Let's not hold the tighter side longer, let's not do more reps on the weaker side, let's try to take an even balanced approach. Because at the end of the day, both sides of the body need to be able to learn how to work together. And if you start treating one side different, you're now using imbalance to solve imbalance. And maybe you're one of the very, very small percentage of people that can be successful that I don't want to say that that's not successful.

Some people can be successful with that. But the chances are the vast majority of the population is going to just create more movement problems layer on top of the original foundational movement issue, they came here to solve for trust that your body wants to be balanced, it just needs a reason to be. And these routines and these exercises every single day are what is going to get you to the highest functioning most balanced state possible.

Just give it time.

Try not to consciously meddle with things based on what you can see, feel and perceive. The last thing I'll say because I want to give you a thorough answer is most of the times when we've got imbalances and movement problems, it's not really just the soft tissue, though the actual muscle length plays a role in it. It's also nervous system regulation.

So many of the times what people feel. If one side is tighter, one side is working harder, one side has a better capacity to move. That's not necessarily what's objectively true. It's just the position of their body, like one shoulder being higher than the other or more rounded than the other.

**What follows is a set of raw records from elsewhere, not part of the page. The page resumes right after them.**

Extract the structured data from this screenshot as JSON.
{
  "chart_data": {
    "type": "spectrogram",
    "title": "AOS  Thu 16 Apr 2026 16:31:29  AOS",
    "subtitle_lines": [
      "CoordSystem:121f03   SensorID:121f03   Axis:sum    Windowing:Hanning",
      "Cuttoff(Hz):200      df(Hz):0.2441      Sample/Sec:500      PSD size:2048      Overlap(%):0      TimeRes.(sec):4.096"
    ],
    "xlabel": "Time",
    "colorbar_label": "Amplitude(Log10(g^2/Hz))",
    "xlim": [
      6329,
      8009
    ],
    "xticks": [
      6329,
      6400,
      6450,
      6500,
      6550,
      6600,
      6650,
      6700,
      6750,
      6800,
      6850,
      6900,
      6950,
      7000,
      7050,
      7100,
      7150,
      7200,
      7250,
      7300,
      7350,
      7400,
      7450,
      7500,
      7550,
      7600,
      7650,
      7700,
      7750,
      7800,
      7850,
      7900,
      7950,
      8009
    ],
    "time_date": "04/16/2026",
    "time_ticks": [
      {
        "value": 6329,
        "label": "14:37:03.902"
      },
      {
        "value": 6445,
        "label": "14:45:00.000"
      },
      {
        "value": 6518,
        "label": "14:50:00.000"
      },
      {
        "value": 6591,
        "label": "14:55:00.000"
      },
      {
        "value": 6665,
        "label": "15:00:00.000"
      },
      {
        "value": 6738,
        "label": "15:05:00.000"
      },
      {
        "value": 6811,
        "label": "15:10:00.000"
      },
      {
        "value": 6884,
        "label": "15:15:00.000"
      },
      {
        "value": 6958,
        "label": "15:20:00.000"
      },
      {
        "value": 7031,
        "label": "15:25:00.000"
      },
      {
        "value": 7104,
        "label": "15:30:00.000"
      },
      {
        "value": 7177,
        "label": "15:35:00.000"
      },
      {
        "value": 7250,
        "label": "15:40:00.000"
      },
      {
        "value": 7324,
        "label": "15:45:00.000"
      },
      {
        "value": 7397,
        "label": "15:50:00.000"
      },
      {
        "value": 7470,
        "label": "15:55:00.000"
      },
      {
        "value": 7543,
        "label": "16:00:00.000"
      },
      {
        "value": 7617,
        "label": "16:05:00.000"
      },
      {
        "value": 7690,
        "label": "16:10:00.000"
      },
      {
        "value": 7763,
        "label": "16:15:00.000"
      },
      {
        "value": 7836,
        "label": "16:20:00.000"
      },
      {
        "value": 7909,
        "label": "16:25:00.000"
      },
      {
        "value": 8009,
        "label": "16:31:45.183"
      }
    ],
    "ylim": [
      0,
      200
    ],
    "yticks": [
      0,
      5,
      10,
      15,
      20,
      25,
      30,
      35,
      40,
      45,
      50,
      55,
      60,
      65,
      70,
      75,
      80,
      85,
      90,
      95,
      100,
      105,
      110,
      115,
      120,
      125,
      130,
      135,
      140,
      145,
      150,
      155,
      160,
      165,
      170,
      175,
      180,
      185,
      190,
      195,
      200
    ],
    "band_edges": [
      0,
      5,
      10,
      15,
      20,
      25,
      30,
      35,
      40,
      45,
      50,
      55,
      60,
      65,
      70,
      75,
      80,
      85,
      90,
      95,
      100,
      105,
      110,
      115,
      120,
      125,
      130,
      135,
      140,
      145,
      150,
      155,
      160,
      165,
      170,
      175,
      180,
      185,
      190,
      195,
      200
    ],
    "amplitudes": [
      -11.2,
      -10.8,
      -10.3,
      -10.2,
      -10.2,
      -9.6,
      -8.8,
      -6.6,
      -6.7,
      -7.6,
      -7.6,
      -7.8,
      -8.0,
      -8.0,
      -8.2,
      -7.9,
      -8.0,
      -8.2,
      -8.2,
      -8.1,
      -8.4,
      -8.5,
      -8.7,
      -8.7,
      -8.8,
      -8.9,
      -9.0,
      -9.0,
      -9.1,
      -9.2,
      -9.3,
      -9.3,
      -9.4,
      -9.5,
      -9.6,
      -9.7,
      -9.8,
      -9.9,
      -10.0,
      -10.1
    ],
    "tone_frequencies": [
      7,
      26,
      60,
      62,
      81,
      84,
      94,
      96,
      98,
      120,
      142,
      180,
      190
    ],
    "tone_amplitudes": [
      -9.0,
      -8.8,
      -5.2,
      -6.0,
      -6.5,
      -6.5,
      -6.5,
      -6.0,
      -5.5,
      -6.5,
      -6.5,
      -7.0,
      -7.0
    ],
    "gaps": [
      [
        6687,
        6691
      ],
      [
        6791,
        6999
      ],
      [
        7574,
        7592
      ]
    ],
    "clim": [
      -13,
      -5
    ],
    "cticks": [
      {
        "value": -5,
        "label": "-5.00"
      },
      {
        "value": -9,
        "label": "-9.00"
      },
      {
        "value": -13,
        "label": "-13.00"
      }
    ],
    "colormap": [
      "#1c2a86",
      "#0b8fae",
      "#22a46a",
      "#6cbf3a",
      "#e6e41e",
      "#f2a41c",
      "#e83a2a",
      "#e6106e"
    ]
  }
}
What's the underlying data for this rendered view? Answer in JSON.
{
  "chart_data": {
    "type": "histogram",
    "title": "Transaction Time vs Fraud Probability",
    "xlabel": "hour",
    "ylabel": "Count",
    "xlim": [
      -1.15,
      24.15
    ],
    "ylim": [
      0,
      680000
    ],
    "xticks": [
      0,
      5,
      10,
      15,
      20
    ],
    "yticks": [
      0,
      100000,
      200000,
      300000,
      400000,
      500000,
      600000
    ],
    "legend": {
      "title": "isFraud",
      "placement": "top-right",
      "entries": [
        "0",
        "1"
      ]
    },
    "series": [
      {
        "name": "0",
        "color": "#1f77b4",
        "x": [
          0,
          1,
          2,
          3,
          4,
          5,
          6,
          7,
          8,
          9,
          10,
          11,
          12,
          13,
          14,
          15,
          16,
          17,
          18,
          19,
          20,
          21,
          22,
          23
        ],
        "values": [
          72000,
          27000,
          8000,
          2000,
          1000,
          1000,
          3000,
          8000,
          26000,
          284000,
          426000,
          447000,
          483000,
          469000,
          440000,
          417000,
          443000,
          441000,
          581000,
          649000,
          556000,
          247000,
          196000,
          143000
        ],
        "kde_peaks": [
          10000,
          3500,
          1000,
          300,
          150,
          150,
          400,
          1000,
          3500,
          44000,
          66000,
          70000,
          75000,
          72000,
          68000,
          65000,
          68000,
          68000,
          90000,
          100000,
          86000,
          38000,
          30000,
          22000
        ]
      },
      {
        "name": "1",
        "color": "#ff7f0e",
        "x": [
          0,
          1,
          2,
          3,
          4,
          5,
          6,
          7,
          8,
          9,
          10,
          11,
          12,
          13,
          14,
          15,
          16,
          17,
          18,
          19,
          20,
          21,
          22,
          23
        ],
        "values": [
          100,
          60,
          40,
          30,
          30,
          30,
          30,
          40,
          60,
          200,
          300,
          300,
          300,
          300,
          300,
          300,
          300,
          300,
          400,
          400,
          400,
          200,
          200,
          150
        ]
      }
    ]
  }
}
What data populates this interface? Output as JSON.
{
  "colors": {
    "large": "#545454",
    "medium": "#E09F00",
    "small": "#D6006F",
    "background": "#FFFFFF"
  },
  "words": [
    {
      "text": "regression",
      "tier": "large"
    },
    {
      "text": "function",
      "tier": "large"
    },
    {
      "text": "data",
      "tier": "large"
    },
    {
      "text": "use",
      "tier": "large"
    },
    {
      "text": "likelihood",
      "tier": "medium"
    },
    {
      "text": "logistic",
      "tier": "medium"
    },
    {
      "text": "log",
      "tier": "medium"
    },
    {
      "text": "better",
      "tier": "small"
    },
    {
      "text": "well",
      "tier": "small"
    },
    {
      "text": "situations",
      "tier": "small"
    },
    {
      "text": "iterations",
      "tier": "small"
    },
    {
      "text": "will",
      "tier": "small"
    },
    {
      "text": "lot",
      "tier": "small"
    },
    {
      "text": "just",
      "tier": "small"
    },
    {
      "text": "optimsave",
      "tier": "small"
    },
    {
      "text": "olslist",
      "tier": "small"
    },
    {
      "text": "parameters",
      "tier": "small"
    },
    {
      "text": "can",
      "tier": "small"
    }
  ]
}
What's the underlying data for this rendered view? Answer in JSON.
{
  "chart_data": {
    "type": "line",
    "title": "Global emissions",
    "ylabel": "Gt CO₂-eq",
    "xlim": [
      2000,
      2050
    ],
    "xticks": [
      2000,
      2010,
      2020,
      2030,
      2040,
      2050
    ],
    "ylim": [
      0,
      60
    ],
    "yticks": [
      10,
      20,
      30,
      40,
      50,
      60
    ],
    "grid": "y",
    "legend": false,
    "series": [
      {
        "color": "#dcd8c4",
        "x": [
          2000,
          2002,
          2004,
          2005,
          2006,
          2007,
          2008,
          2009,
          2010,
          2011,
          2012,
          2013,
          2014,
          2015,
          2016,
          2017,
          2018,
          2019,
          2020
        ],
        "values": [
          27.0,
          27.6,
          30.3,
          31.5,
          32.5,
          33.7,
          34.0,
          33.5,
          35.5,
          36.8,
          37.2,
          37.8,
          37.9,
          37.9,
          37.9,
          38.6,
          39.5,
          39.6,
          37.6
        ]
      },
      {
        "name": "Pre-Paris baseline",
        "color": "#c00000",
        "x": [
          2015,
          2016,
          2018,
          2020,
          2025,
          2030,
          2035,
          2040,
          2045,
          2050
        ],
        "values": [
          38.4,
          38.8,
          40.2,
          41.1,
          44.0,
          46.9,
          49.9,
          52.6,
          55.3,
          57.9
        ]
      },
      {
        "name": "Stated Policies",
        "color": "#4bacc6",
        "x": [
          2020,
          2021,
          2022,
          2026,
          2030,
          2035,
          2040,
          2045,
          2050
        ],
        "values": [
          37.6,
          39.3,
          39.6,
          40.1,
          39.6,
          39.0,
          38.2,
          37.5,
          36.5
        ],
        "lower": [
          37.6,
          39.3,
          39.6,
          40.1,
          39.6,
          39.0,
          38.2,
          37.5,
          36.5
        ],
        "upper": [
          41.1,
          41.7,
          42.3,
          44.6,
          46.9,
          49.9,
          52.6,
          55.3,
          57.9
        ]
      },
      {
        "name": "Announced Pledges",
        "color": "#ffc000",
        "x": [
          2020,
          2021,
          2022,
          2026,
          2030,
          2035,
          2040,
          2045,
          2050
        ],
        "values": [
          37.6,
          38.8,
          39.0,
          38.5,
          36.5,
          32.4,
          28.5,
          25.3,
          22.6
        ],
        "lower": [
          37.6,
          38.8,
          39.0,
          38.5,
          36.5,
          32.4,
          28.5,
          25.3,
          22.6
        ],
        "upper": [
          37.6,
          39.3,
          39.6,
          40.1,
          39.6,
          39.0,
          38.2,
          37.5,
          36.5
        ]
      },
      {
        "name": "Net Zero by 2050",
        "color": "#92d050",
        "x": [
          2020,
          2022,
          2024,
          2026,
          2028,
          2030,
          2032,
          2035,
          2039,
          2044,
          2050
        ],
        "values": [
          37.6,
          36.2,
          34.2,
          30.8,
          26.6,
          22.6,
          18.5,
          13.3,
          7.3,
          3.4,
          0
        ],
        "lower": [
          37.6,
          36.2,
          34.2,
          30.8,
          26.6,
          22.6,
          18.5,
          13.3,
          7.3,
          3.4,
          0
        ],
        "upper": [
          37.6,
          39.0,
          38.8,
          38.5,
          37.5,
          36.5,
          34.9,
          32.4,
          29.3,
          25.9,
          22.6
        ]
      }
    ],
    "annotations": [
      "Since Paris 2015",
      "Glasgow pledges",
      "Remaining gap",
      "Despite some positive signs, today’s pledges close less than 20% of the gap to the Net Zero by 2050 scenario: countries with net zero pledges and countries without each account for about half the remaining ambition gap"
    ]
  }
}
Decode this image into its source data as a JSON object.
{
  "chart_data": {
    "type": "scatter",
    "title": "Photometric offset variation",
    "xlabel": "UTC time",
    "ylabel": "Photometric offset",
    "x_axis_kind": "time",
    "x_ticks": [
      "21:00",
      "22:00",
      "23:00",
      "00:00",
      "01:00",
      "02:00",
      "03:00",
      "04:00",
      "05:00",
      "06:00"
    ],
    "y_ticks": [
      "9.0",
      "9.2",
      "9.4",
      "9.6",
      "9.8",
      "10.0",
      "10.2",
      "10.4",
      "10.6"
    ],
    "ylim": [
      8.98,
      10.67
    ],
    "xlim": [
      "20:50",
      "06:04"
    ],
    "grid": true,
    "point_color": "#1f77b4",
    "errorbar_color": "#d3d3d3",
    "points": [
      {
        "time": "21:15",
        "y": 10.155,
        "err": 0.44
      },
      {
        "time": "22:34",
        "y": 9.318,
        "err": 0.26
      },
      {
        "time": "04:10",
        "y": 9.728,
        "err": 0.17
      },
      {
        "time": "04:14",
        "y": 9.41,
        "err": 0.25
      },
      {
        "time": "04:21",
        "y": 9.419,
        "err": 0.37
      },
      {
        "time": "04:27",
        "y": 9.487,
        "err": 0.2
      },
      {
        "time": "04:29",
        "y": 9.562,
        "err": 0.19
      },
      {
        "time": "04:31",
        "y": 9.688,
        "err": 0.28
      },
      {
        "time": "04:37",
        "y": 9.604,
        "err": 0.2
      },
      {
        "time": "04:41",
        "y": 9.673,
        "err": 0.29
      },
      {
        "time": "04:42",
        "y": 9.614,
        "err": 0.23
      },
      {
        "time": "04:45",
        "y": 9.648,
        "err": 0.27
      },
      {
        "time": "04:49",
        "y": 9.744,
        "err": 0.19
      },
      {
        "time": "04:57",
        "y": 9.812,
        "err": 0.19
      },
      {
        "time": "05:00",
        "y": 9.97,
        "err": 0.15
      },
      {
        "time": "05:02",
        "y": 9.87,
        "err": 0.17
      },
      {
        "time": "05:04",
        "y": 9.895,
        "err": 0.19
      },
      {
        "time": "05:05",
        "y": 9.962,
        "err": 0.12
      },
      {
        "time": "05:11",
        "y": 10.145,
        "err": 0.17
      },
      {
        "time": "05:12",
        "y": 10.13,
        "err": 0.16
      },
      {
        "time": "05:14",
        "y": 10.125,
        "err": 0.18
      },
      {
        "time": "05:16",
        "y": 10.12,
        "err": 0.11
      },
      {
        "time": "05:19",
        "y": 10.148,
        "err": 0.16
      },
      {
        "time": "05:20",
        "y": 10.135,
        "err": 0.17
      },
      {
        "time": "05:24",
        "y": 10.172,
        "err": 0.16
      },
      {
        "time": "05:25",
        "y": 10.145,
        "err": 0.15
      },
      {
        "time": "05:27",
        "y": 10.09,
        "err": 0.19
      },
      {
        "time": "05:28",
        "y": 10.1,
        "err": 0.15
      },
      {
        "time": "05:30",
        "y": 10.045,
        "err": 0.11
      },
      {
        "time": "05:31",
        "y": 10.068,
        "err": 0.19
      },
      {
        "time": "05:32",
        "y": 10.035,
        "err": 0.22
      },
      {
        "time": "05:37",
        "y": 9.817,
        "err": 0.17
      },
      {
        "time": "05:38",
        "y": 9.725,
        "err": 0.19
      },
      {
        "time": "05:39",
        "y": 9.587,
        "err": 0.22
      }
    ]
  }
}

That gives us false illusion that there's better function.

So another reason why I don't want you to make any alterations based on what you feel is because many of the times we've normalized sub optimal, we've normalized dysfunction. And we become so cutely focused on the wrong things. And they're not even the information that's giving us the proper feedback that we need because our body is in an altered state and an altered position. So we can't rely on information while we're in an altered state and function position.

I hope that makes sense. That could be a really lengthy answer, but I wanted to minimize that and shorten it as best as possible for you. Treat both sides the same and watch how they get better over time.